Denn, so die BEU: „Die inneren Schädigungen waren bei den untersuchten Spannbetonschwellen deutlich höher als von außen erkennbar. Zudem fand die Rissbildung teilweise in dem durch Schotter, Schiene und Kleineisen bedeckten Bereich statt.“ Die BEU hatte bereits in ihrem ersten Zwischenbericht vor einem Jahr dargelegt, dass marode Schwellen Hauptursache des Unglücks waren. 

Die Bahn hatte als Konsequenz aus dem Unglück eine Überprüfung der Schwellen bundesweit gestartet und Hunderttausende Schwellen ausgetauscht. 

Welche konkreten Versäumnisse die Staatsanwaltschaft wem vorwirft, ist bisher nicht bekannt. Im Raum stand nach dem Unglück der offiziell unbestätigte Vorwurf, bei der Bahn sei eine Warnung bezüglich der späteren Unfallstelle nicht weitergegeben oder entsprechend beachtet worden. 

Spekuliert wurde ferner von verschiedener Seite auch, ob es einen Zusammenhang mit der Verlegung eines Wildbaches im Zuge des Ausbaus der Bundesstraße 2 vor rund 20 Jahren gegeben haben könnte. Der Bach läuft nun zwischen Bundesstraße und Gleis. Das Wasser könne zur Instabilität des sehr hohen Bahndamms beigetragen haben. 

BEU: Untersuchungen nicht abgeschlossen

Die Staatsanwaltschaft München II hatte einen Gutachter mit der Erkundung der geologischen Verhältnisse im Unfallbereich beauftragt. Vorsorglich sei der Streckenabschnitt mit geringerer Geschwindigkeit befahren worden, erläuterte die Bahn kürzlich. Weitere Untersuchungen hätten aber ergeben, dass der Bahndamm sicher sei.
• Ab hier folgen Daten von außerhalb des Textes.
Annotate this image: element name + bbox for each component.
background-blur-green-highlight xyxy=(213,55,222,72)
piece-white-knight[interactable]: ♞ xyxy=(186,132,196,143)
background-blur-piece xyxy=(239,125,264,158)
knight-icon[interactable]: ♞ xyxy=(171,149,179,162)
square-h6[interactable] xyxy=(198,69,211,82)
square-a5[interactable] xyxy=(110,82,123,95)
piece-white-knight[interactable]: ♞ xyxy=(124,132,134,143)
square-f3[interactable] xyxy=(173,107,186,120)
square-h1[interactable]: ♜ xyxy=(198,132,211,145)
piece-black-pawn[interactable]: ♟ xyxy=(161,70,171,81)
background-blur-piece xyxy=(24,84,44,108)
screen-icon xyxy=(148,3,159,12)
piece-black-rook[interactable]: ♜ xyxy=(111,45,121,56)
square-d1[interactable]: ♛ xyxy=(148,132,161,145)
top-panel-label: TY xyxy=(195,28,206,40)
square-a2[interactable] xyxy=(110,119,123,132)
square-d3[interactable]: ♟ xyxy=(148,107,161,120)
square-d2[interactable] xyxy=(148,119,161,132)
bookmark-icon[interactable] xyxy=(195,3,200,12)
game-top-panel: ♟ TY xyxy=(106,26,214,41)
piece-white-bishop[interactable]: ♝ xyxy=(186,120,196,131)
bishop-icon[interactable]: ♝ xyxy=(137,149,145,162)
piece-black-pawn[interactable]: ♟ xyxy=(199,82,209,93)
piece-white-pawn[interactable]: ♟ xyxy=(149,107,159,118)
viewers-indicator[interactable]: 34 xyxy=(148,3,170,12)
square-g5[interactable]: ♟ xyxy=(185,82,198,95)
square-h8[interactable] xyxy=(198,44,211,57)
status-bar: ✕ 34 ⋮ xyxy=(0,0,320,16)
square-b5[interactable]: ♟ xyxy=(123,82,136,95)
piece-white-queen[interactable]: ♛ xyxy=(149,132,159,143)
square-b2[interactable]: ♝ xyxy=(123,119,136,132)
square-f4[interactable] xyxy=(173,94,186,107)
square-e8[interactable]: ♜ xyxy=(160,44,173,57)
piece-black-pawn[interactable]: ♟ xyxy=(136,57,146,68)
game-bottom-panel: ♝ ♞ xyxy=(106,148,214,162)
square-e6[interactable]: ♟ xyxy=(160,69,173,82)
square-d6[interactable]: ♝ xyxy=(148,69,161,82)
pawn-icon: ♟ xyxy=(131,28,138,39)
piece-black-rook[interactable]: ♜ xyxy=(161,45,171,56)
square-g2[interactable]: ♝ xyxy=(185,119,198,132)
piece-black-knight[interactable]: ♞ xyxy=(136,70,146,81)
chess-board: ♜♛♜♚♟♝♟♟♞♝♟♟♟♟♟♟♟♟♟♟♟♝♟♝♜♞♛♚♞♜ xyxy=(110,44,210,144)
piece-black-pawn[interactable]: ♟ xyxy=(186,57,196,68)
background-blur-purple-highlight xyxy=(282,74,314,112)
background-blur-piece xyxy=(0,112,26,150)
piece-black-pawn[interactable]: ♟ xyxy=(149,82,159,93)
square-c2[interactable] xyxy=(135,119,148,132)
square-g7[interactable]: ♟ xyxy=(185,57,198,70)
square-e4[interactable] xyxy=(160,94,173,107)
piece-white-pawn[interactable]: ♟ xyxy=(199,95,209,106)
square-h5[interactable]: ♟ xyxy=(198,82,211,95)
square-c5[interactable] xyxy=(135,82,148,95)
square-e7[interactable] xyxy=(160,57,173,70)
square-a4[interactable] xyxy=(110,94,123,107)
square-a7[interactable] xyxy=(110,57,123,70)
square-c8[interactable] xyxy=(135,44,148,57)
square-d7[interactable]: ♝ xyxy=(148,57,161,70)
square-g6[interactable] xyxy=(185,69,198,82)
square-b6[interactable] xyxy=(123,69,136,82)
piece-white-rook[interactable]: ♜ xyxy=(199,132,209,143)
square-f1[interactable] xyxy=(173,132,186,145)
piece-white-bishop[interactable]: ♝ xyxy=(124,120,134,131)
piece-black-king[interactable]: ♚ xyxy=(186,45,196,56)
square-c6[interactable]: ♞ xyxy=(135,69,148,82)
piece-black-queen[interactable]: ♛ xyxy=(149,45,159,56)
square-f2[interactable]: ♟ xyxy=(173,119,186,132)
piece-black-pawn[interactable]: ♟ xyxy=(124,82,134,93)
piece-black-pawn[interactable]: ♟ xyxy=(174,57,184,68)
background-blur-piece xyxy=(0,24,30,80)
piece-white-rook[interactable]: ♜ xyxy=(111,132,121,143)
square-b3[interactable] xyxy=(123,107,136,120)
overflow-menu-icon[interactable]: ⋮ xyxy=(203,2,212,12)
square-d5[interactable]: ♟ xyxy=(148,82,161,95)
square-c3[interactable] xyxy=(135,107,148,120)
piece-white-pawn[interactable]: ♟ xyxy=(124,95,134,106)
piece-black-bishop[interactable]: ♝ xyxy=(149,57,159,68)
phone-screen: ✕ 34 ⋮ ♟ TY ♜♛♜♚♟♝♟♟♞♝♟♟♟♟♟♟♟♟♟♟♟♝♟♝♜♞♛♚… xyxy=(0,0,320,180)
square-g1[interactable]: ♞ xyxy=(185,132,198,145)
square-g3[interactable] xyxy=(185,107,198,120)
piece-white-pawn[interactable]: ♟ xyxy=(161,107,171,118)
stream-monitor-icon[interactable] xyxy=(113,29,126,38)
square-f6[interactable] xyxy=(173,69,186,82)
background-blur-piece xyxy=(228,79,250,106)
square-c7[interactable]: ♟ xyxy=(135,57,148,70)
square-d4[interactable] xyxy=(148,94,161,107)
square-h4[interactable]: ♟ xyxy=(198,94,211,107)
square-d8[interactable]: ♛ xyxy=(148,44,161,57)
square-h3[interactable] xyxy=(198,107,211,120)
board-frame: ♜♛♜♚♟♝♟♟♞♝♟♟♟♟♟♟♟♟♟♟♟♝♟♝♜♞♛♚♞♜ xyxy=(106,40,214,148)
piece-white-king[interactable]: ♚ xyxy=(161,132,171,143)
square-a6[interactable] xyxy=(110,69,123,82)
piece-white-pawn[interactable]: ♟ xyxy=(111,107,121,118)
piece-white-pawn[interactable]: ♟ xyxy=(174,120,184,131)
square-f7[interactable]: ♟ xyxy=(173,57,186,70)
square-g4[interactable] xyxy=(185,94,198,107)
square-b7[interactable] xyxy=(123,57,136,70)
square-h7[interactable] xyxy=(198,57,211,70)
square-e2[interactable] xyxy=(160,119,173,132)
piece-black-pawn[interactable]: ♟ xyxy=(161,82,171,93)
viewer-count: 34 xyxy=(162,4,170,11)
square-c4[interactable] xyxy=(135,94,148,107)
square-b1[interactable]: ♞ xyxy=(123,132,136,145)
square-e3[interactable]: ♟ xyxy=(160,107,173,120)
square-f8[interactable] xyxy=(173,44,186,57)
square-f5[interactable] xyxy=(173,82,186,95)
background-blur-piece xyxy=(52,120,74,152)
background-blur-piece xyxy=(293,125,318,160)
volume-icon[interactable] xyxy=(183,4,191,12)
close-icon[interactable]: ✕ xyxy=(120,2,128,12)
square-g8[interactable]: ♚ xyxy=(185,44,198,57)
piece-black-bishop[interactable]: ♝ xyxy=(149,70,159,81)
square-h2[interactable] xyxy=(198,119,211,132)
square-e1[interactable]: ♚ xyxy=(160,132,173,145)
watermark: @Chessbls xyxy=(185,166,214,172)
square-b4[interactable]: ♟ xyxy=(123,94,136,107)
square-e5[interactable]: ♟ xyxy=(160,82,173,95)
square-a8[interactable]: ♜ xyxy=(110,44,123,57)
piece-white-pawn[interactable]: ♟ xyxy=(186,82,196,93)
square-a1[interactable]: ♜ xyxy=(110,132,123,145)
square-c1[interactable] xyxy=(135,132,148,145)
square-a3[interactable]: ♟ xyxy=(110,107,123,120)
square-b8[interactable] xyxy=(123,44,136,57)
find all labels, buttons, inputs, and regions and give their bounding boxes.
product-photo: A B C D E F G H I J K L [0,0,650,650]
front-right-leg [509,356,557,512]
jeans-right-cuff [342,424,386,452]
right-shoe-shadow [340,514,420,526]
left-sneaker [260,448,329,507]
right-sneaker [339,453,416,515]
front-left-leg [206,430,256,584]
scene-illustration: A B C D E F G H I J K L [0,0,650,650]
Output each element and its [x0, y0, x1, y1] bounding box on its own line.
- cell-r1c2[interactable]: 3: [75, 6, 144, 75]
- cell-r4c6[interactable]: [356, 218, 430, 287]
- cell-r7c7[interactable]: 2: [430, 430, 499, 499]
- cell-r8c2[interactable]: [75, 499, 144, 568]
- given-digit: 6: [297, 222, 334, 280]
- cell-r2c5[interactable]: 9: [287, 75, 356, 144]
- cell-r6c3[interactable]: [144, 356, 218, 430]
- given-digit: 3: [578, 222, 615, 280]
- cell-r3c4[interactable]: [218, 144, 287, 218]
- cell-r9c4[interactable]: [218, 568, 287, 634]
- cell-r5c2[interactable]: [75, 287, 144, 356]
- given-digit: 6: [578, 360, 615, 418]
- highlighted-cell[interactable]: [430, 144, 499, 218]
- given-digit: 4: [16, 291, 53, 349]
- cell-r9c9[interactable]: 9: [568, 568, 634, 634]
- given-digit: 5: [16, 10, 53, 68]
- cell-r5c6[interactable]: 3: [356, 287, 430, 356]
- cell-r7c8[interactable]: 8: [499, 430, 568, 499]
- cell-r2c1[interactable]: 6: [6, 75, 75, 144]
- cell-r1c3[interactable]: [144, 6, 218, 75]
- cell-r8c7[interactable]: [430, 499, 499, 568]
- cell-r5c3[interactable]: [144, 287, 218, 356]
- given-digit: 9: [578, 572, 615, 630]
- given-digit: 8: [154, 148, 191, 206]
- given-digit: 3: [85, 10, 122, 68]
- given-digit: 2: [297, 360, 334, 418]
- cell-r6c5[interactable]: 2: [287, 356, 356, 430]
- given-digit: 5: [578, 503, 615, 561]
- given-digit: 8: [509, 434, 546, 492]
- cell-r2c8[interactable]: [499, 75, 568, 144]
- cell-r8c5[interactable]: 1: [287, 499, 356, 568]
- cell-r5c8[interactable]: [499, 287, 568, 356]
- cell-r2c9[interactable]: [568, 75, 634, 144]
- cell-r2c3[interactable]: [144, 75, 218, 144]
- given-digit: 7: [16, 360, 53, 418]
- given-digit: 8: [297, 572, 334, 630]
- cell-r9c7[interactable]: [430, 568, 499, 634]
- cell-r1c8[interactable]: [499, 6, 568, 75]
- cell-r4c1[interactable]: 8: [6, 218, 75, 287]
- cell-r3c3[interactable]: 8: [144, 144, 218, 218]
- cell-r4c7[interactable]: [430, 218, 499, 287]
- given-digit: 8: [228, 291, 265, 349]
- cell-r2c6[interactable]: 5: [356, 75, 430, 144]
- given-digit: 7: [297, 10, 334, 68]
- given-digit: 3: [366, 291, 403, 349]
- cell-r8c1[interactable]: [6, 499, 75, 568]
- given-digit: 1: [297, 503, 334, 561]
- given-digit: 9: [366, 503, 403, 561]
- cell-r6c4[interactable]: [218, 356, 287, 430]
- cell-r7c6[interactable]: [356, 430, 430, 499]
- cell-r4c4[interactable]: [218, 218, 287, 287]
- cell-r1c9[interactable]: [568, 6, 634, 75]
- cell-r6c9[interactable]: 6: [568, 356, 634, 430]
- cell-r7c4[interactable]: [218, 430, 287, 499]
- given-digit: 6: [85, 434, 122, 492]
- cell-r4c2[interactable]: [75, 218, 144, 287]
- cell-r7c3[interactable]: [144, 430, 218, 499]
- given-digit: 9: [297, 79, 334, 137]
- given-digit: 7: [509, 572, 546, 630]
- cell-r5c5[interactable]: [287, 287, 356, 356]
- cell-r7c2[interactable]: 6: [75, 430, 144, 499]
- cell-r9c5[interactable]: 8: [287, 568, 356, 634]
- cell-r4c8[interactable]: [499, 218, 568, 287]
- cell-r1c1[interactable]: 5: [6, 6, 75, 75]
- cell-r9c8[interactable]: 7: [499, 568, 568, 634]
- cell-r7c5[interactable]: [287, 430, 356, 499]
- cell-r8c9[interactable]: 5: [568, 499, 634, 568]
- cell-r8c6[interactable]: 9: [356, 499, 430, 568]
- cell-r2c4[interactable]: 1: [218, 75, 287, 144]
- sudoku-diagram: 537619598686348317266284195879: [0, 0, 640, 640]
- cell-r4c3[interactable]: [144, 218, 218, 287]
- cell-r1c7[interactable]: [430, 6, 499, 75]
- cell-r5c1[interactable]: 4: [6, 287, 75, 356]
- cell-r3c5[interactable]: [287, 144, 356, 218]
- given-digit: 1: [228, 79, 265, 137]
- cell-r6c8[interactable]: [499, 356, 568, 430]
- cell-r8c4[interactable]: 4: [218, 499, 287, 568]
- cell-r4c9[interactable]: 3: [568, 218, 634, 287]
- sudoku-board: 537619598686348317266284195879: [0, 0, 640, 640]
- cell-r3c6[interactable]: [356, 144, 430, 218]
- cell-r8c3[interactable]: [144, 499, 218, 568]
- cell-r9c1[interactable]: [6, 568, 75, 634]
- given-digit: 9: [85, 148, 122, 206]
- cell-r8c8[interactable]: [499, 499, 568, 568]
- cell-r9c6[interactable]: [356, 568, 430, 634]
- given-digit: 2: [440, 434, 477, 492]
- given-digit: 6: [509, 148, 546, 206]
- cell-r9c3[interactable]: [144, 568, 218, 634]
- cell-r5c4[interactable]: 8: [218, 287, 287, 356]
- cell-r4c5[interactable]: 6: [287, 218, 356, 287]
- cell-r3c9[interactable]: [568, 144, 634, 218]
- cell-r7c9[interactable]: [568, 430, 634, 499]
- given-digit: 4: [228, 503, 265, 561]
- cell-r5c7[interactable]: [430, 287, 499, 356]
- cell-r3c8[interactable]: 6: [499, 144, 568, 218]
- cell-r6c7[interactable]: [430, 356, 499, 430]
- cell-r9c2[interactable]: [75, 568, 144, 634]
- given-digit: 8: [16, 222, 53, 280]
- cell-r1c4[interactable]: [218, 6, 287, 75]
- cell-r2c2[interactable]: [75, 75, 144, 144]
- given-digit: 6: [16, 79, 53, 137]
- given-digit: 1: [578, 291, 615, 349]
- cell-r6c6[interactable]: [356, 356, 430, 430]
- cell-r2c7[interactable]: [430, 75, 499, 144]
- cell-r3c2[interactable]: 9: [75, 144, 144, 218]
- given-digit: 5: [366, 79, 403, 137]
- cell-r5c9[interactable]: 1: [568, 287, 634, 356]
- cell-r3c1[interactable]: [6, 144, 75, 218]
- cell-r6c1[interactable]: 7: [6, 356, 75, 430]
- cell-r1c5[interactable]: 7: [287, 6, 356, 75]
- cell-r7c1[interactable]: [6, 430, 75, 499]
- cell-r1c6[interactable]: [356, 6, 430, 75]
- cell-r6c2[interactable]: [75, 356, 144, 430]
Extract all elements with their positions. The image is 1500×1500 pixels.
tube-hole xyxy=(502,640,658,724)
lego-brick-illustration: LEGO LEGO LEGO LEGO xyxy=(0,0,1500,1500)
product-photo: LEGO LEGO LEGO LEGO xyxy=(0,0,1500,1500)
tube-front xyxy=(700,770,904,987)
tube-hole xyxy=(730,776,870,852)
Bei der BEU hieß es allgemein, die Untersuchungen zu dem Unglück seien noch nicht abgeschlossen. Wann ein Abschlussbericht vorgelegt werden könnte, war zum zweiten Jahrestag offen.

Auch wenn die Bahn Konsequenzen aus dem Unglück gezogen und in die Überprüfung und Erneuerung des Schienennetzes investiert hat - die Kritik an früheren Versäumnissen bleibt. Experten zufolge hätten systematische Sanierungen viel früher beginnen müssen.